И вот я снова ехал от Фуфы домой. Позвонила Раневская. «Нет, еще не приехал», — отвечала Таня. «Что вы читаете?» — последовал знакомый вопрос с традиционным последующим рефреном: — «Хотя молодежь сейчас не читает ничего». И затем прозвучало незабываемое предложение: «Я рекомендую вам прочесть книгу Сартра „Слова“, но это не моя книга, я должна буду скоро ее вернуть». Фаина Георгиевна стала говорить о Мальчике, какой он замечательный. «Вы знаете, — продолжала она, — во Франции есть собачье кладбище — о нем написал Сартр, это французский писатель, на кладбище он видел женщину на могиле своей собаки.» Она говорила: «Ты лучше меня, ты бы не пережил моей смерти, а я живу». Я могу дать вам прочесть «Слова»… Тут, вернувшись, я застал их телефонный разговор. «Алеша пришел? До свидания», — сказала Фуфа и повесила трубку…
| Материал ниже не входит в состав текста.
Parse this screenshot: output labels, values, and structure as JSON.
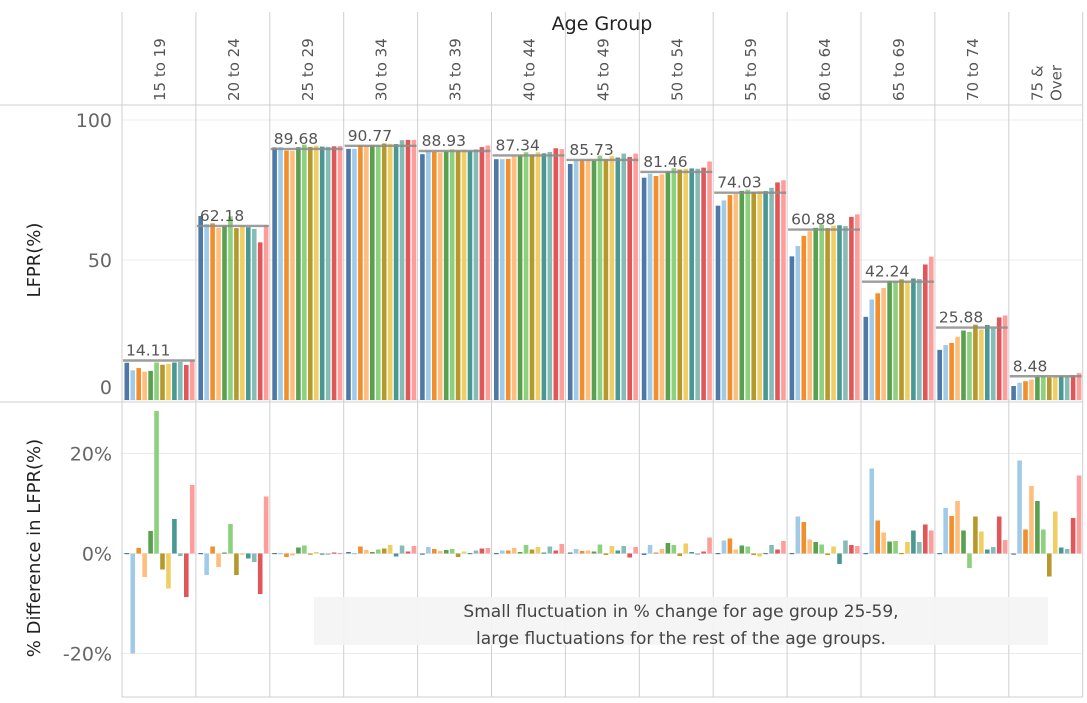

Это не был склероз. Это была грустная «игра» одинокого человека.
Фаина Георгиевна часто дарила мне свои любимые книги, они помогали мне относиться к действительности чуть-чуть иначе, по-раневски. А Фаина Георгиевна, благодаря книгам, могла тонко напомнить мне о своем желании увидеться. Вот как она это делала.
Например, она подарила мне альбом Модильяни. Когда книга была у меня и я долго не показывался, Фуфа звонила мне или Тане и сообщала, что сейчас у нее находится специалист по творчеству Модильяни и ему на время срочно нужна подаренная мне книга. Я тут же приносил. Через несколько дней Раневская звонила, обычно в плохом настроении, и говорила о моем невнимании, «серости»: «Ты забыл Модильяни, возьми его» или: «Как ты можешь жить без Модильяни?» Я спешил к ней. Это часто повторялось под разными предлогами. Сначала я не понимал, почему великий художник постоянно «мигрирует». Потом Раневская изумительно надписала книгу: «Алеше — в долготу его дней, навсегда, не на время. Фуфа…» Это было признание, после него я всегда — было мне плохо или хорошо — приходил к ней по субботам и воскресеньям.
В день своего рождения, 27 августа, Раневская устраивала большой фуршет.